Mulheres eraparigas deslocadas que sofreram violência de gênero se reúnem regularmente em uma rede de centros comunitários e de protecção na província de Cabo Delgado, no norte de Moçambique, onde encontram um espaço seguro para compartilhar suas histórias, apoiar umas as outras, rir e cantar juntas e aprender novas habilidades.
“É muito encorajador e edificante ver que a resiliência das mulheres vem da solidariedade entre elas”, disse Josefina Cheia, uma agente de violência-baseada no gênero do ACNUR, a Agência da ONU para Refugiados, que foi deslocada durante um ataque em sua cidade natal há quatro anos.
Desde 2017, grupos armados não estatais em Cabo Delgado invadiram e queimaram vilas e cidades, roubaram propriedades e gado, mataram civis, recrutaram à força crianças e jovens e sequestraram e estupraram mulheres e raparigas.
‘Quero viver uma vida segura’
Maria tinha 27 anos quando grupos armados não estatais sequestraram-na junto com outras mulheres de sua aldeia e as levaram para um acampamento militar onde foram forçadas a se tornarem “esposas”. Até mesmo meninas de 10 anos foram forçadas a se casar, ela disse.
Em um centro comunitário e de protecção, ela se encontra regularmente com outras mulheres e fez um curso de meios de subsistência e negócios, administrado pelo parceiro do ACNUR, Doctors with Africa CUAMM, que lhe permitiu montar negócios vendendo peixe seco e bolos caseiros.
‘Sei que tenho muita sorte’.
Tausi, 33, foi acordada às 5 da manhã por gritos, depois passos, vozes e batidas na porta.

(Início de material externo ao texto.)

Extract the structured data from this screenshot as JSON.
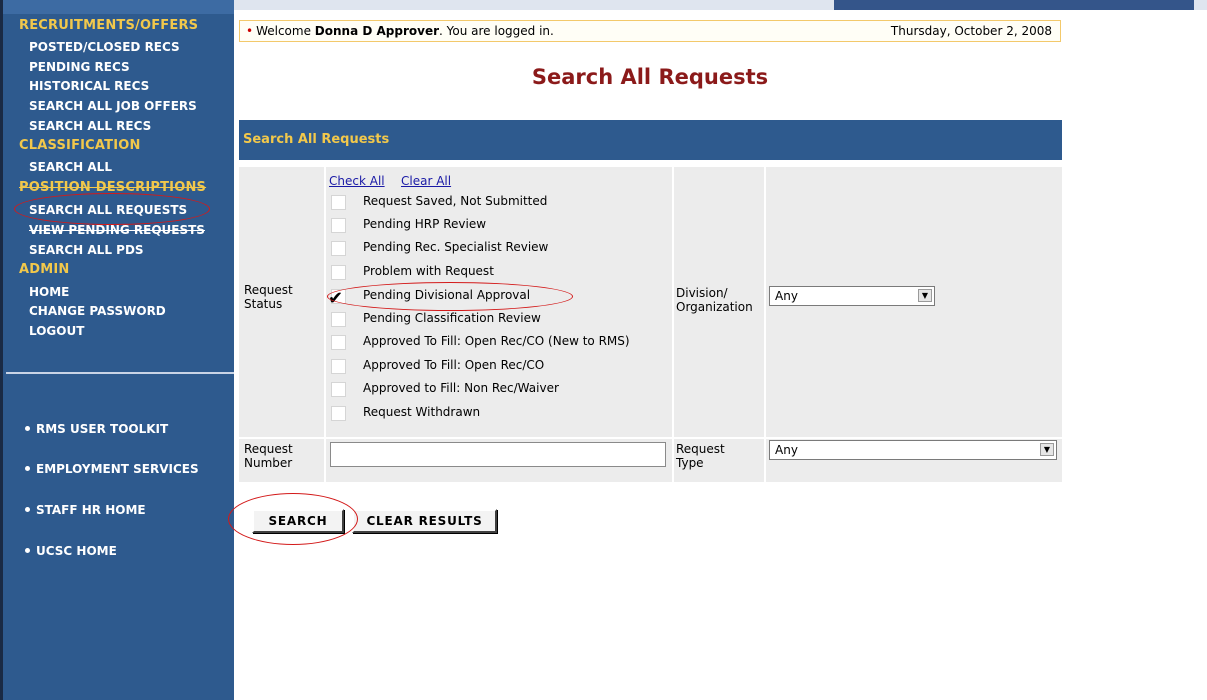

Agarrando sua filha de 9 anos, ela saiu e se escondeu sob uma palmeira de onde podia ver grossas nuvens de fumaça subindo sobre o bairro enquanto grupos armados lançavam uma ofensiva mortal para tomar o controle de sua cidade.
Cinco membros de um grupo armado não estatal logo encontraram Tausi e sua filha e as cercaram com outras mulheres e crianças. “Senti pânico, tristeza e dor quando nos sequestraram. Fiquei pensando em maneiras de garantir que ambas sobrevivêssemos”, disse Tausi.
As prisioneiras foram levadas para uma pequena base fora da cidade onde Tausi passaria dois anos. “Durante esse tempo, fui estuprada repetidamente”, disse ela.
Assim como Maria, Tausi foi forçada a se tornar uma “esposa”: “Eu me tornei sua empregada doméstica, sua escrava sexual”. As mulheres que se recusaram foram mortas de fome, torturadas ou mortas. “Sofremos coisas que nenhum ser humano deveria ter que suportar”, disse Tausi.
Ela estava constantemente planejando uma fuga para ela e sua filha, e quando a oportunidade surgiu, ela a agarrou.
Tausi voltou para casa e se reencontrou com seu marido, mas o trauma de seus anos em cativeiro permanece, agravado porque os perpetradores não foram responsabilizados.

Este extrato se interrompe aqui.